Assayas sabe moverse con pasmosa fluidez en los espacios que habitan sus criaturas, sabe acompañarlos en los pequeños gestos con su estilo ágil y cortante, consigue conciliar el trazo y la textura documentales con un aliento novelesco abierto y cíclico, sin final ni conclusión, como pura transferencia y celebración de la vida, como en esa imagen final en la que la adolescente que interpreta Mia Hansen-Løve parece anunciar un nuevo romance después de la muerte de su amante, el viejo escritor. Un gesto que el tiempo se encargaría de convertir en algo cargado de simbolismo cuando esa misma joven, ahora cineasta, prolongara un mismo sendero, un mismo espíritu, con películas como Tout est pardonné, Le père de mes enfants y Un amour de jeunesse.

Las horas del verano también está contenida entre el tiempo de tránsito de la infancia a la adolescencia con el jardín de la casa familiar como testigo del cambio. Serena y lírica, llena de vida e ideas que se escapan por los márgenes, la película entronca también con una muy francesa tradición del cine familiar, para convocar a Proust y a Renoir en un espacio en el que se deslizan los vínculos primarios con el mundo, el anclaje espectral (como esa imagen de la madre, interpretada por la gran Judith Scob, envuelta en un premonitorio halo azul) desde el que hablar del pasado, la muerte, el duelo y la identidad en tiempos de desconcierto.

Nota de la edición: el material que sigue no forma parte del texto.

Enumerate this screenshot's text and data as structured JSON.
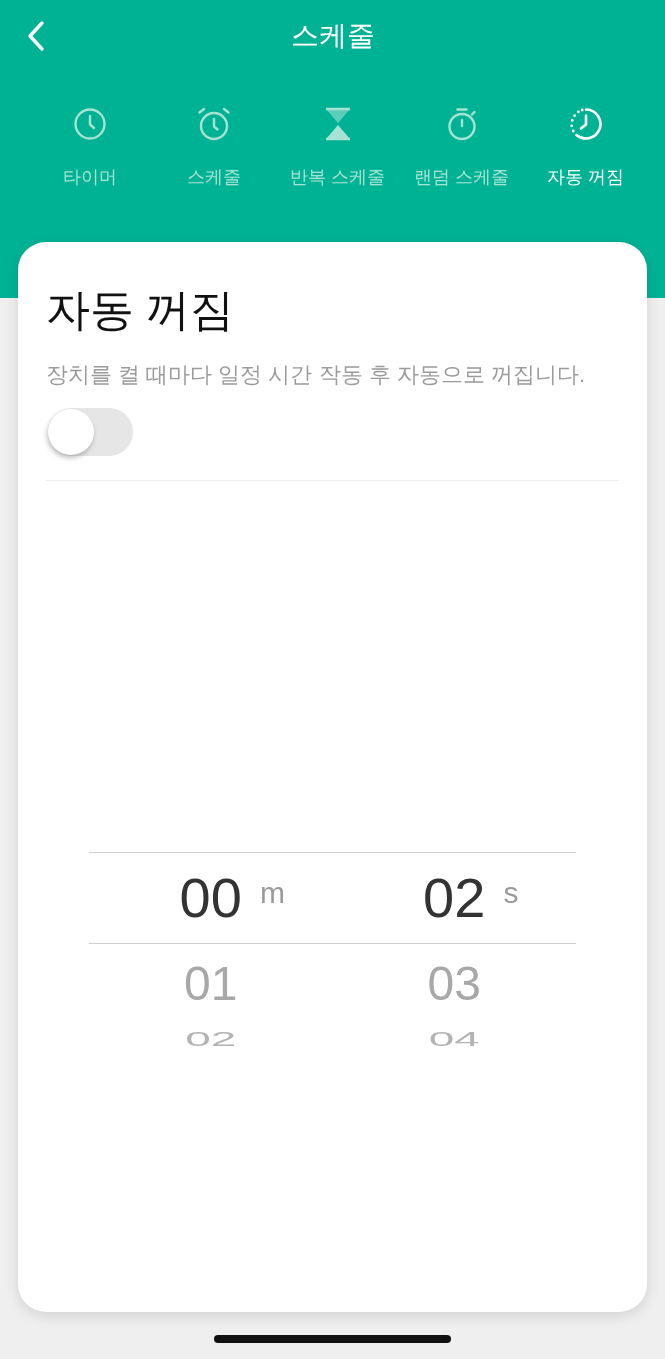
{
  "header": {
    "title": "스케줄"
  },
  "tabs": [
    {
      "kind": "timer",
      "label": "타이머",
      "selected": false
    },
    {
      "kind": "alarm",
      "label": "스케줄",
      "selected": false
    },
    {
      "kind": "repeat",
      "label": "반복 스케줄",
      "selected": false
    },
    {
      "kind": "random",
      "label": "랜덤 스케줄",
      "selected": false
    },
    {
      "kind": "auto_off",
      "label": "자동 꺼짐",
      "selected": true
    }
  ],
  "auto_off": {
    "title": "자동 꺼짐",
    "description": "장치를 켤 때마다 일정 시간 작동 후 자동으로 꺼집니다.",
    "toggle": {
      "on": false
    }
  },
  "picker": {
    "columns": [
      {
        "unit": "m",
        "values": [
          {
            "text": "00",
            "selected": true
          },
          {
            "text": "01",
            "selected": false
          },
          {
            "text": "02",
            "selected": false
          }
        ]
      },
      {
        "unit": "s",
        "values": [
          {
            "text": "02",
            "selected": true
          },
          {
            "text": "03",
            "selected": false
          },
          {
            "text": "04",
            "selected": false
          }
        ]
      }
    ]
  }
}
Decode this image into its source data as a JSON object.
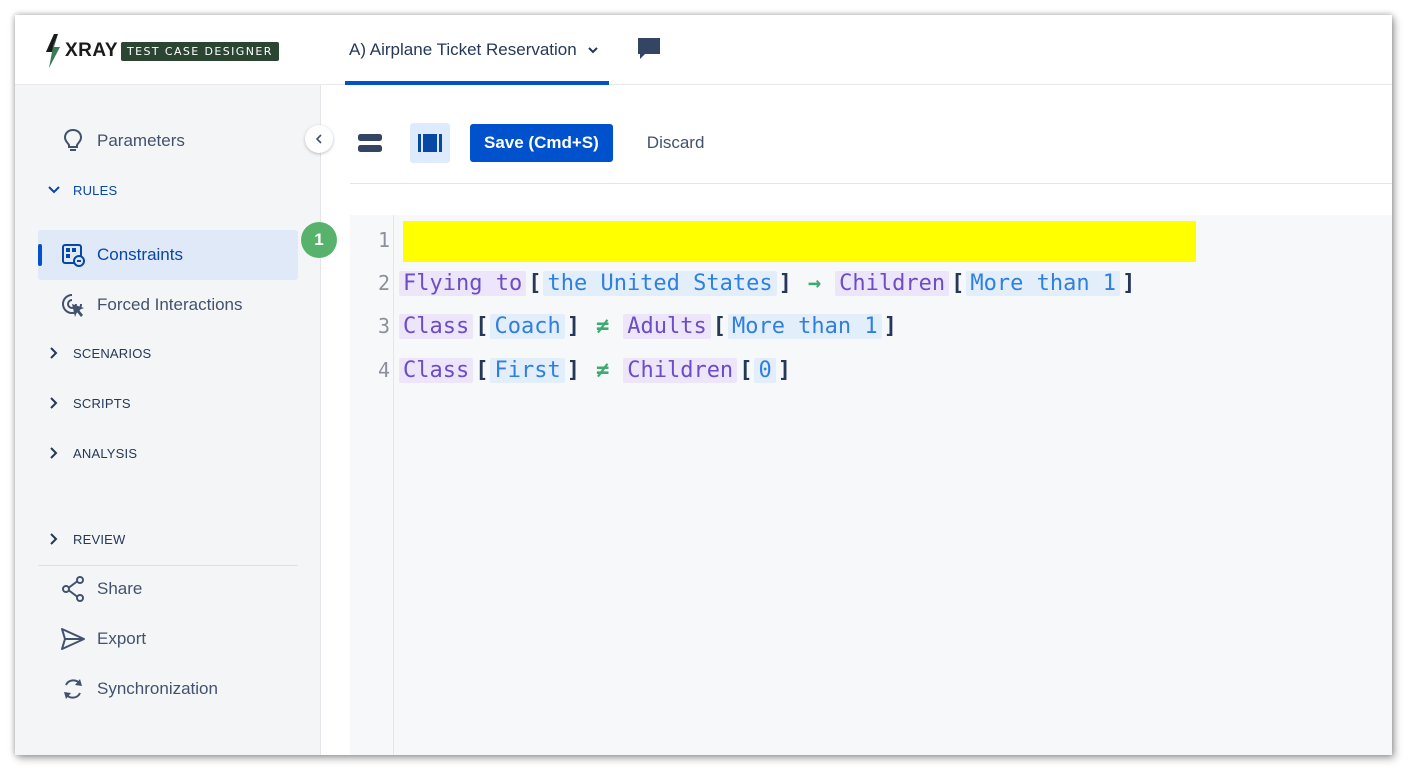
{
  "header": {
    "logo_text": "XRAY",
    "logo_subtitle": "TEST CASE DESIGNER",
    "project_title": "A) Airplane Ticket Reservation"
  },
  "sidebar": {
    "parameters_label": "Parameters",
    "rules_section": "RULES",
    "constraints_label": "Constraints",
    "constraints_badge": "1",
    "forced_interactions_label": "Forced Interactions",
    "scenarios_section": "SCENARIOS",
    "scripts_section": "SCRIPTS",
    "analysis_section": "ANALYSIS",
    "review_section": "REVIEW",
    "share_label": "Share",
    "export_label": "Export",
    "synchronization_label": "Synchronization"
  },
  "toolbar": {
    "save_label": "Save (Cmd+S)",
    "discard_label": "Discard"
  },
  "editor": {
    "line_numbers": [
      "1",
      "2",
      "3",
      "4"
    ],
    "lines": [
      {
        "highlighted": true
      },
      {
        "left_param": "Flying to",
        "left_value": "the United States",
        "operator": "→",
        "right_param": "Children",
        "right_value": "More than 1"
      },
      {
        "left_param": "Class",
        "left_value": "Coach",
        "operator": "≠",
        "right_param": "Adults",
        "right_value": "More than 1"
      },
      {
        "left_param": "Class",
        "left_value": "First",
        "operator": "≠",
        "right_param": "Children",
        "right_value": "0"
      }
    ]
  },
  "colors": {
    "primary": "#0052cc",
    "active_bg": "#dfe9f8",
    "badge": "#57b36b",
    "highlight": "#ffff00",
    "param_text": "#6d4cc4",
    "value_text": "#2f7fe0",
    "operator": "#3dab6f"
  },
  "icons": {
    "parameters": "lightbulb-icon",
    "constraints": "constraints-grid-icon",
    "forced_interactions": "cursor-click-icon",
    "share": "share-icon",
    "export": "send-icon",
    "synchronization": "sync-icon",
    "chat": "chat-icon"
  }
}
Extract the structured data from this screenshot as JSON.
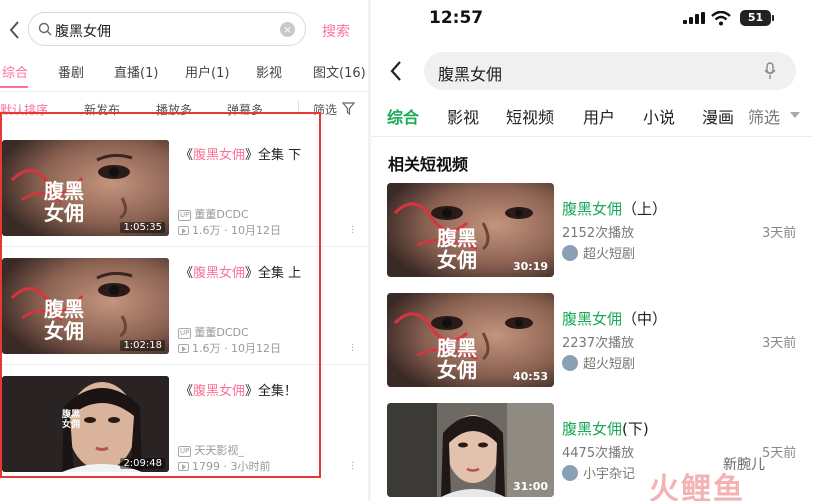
{
  "left": {
    "search_query": "腹黑女佣",
    "search_button": "搜索",
    "clear_glyph": "×",
    "tabs": [
      "综合",
      "番剧",
      "直播(1)",
      "用户(1)",
      "影视",
      "图文(16)"
    ],
    "sort": [
      "默认排序",
      "新发布",
      "播放多",
      "弹幕多"
    ],
    "filter_label": "筛选",
    "results": [
      {
        "title_pre": "《",
        "title_hl": "腹黑女佣",
        "title_post": "》全集  下",
        "duration": "1:05:35",
        "uploader": "董董DCDC",
        "views": "1.6万",
        "date": "10月12日",
        "thumb_text": "腹黑\n女佣"
      },
      {
        "title_pre": "《",
        "title_hl": "腹黑女佣",
        "title_post": "》全集  上",
        "duration": "1:02:18",
        "uploader": "董董DCDC",
        "views": "1.6万",
        "date": "10月12日",
        "thumb_text": "腹黑\n女佣"
      },
      {
        "title_pre": "《",
        "title_hl": "腹黑女佣",
        "title_post": "》全集！",
        "duration": "2:09:48",
        "uploader": "天天影视_",
        "views": "1799",
        "date": "3小时前",
        "thumb_text": "腹黑\n女佣"
      }
    ],
    "up_badge": "UP",
    "meta_sep": "·",
    "accent_color": "#fb7299",
    "highlight_box_color": "#e53935"
  },
  "right": {
    "status_time": "12:57",
    "battery": "51",
    "search_query": "腹黑女佣",
    "tabs": [
      "综合",
      "影视",
      "短视频",
      "用户",
      "小说",
      "漫画",
      "筛选"
    ],
    "section_title": "相关短视频",
    "videos": [
      {
        "title_hl": "腹黑女佣",
        "title_post": "（上）",
        "plays": "2152次播放",
        "author": "超火短剧",
        "ago": "3天前",
        "duration": "30:19"
      },
      {
        "title_hl": "腹黑女佣",
        "title_post": "（中）",
        "plays": "2237次播放",
        "author": "超火短剧",
        "ago": "3天前",
        "duration": "40:53"
      },
      {
        "title_hl": "腹黑女佣",
        "title_post": "(下)",
        "plays": "4475次播放",
        "author": "小宇杂记",
        "ago": "5天前",
        "duration": "31:00"
      }
    ],
    "accent_color": "#1aaa55"
  },
  "watermark": {
    "line1": "新腕儿",
    "line2": "火鲤鱼"
  }
}
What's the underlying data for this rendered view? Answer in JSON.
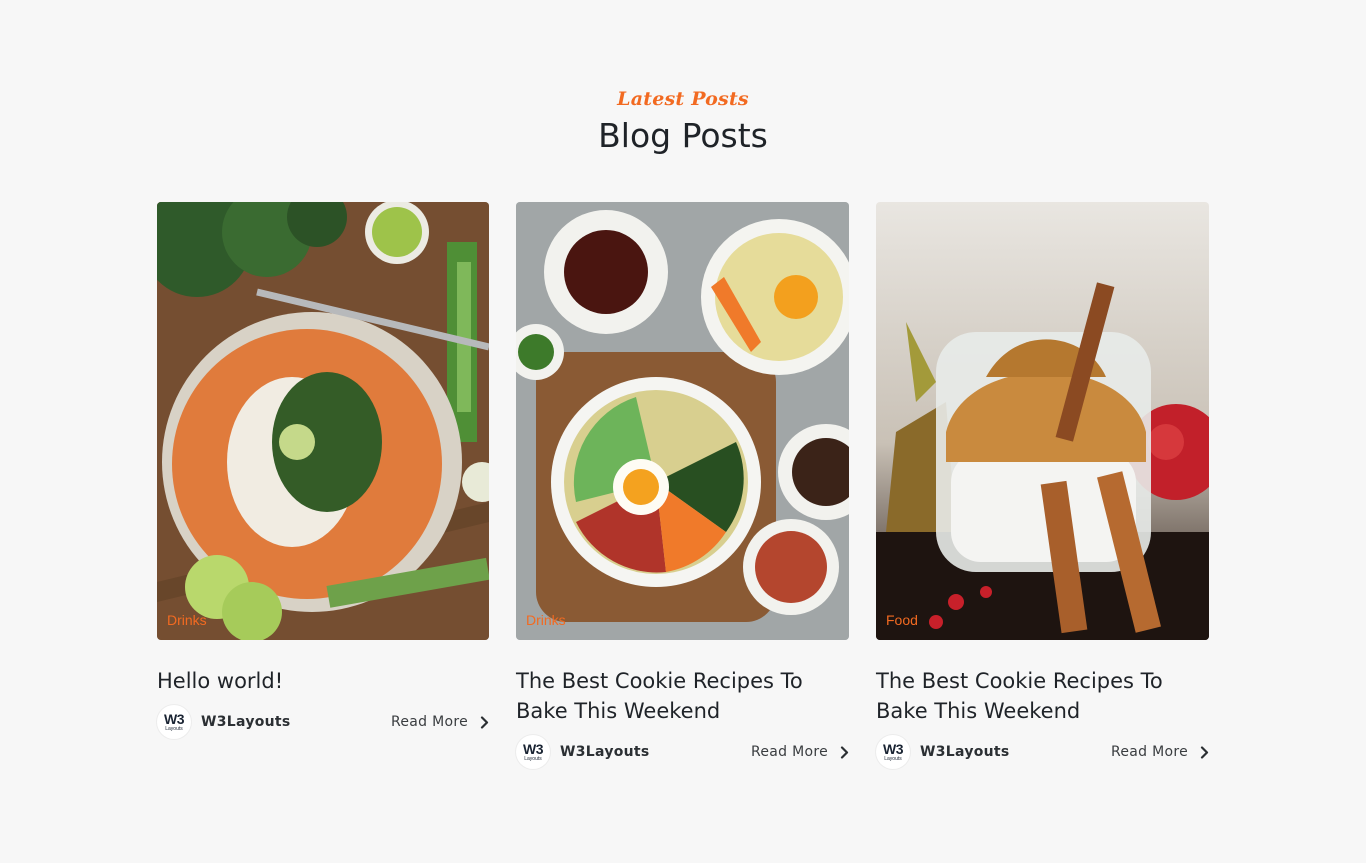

Un Assayas fluido, sutil, vigoroso y elíptico hace resonar su película con el cine de Arnaud Desplechin (Rois et reine, L'aimée, Un cuento de Navidad) para hablarnos de la herencia familiar que tienen que gestionar tres hermanos (Charles Berling, Juliette Binoche y Jérémie Renier) tras la muerte de la madre, una herencia que los convertirá en fin de raza cuando decidan vender al Museo d'Orsay el valioso legado artístico de la casa familiar, convertida en una suerte de museo de la memoria.

Las horas del verano destila una extraña forma de melancolía y convoca ese mismo desamparo tras la pérdida que anticipa una sensación de desarraigo aún por llegar. Se entiende así tal vez la hondura con la que nos toca un relato tras el que se puede palpar la necesidad de Assayas de hablar de sí mismo, desgajando las capas de la experiencia atravesada por el misterio de lo esencial, por ese fantasma herido de la identidad, que tendrá que volar definitivamente solo cuando ya no queden cuerpos, afectos, objetos ni espacios familiares a los que aferrarse.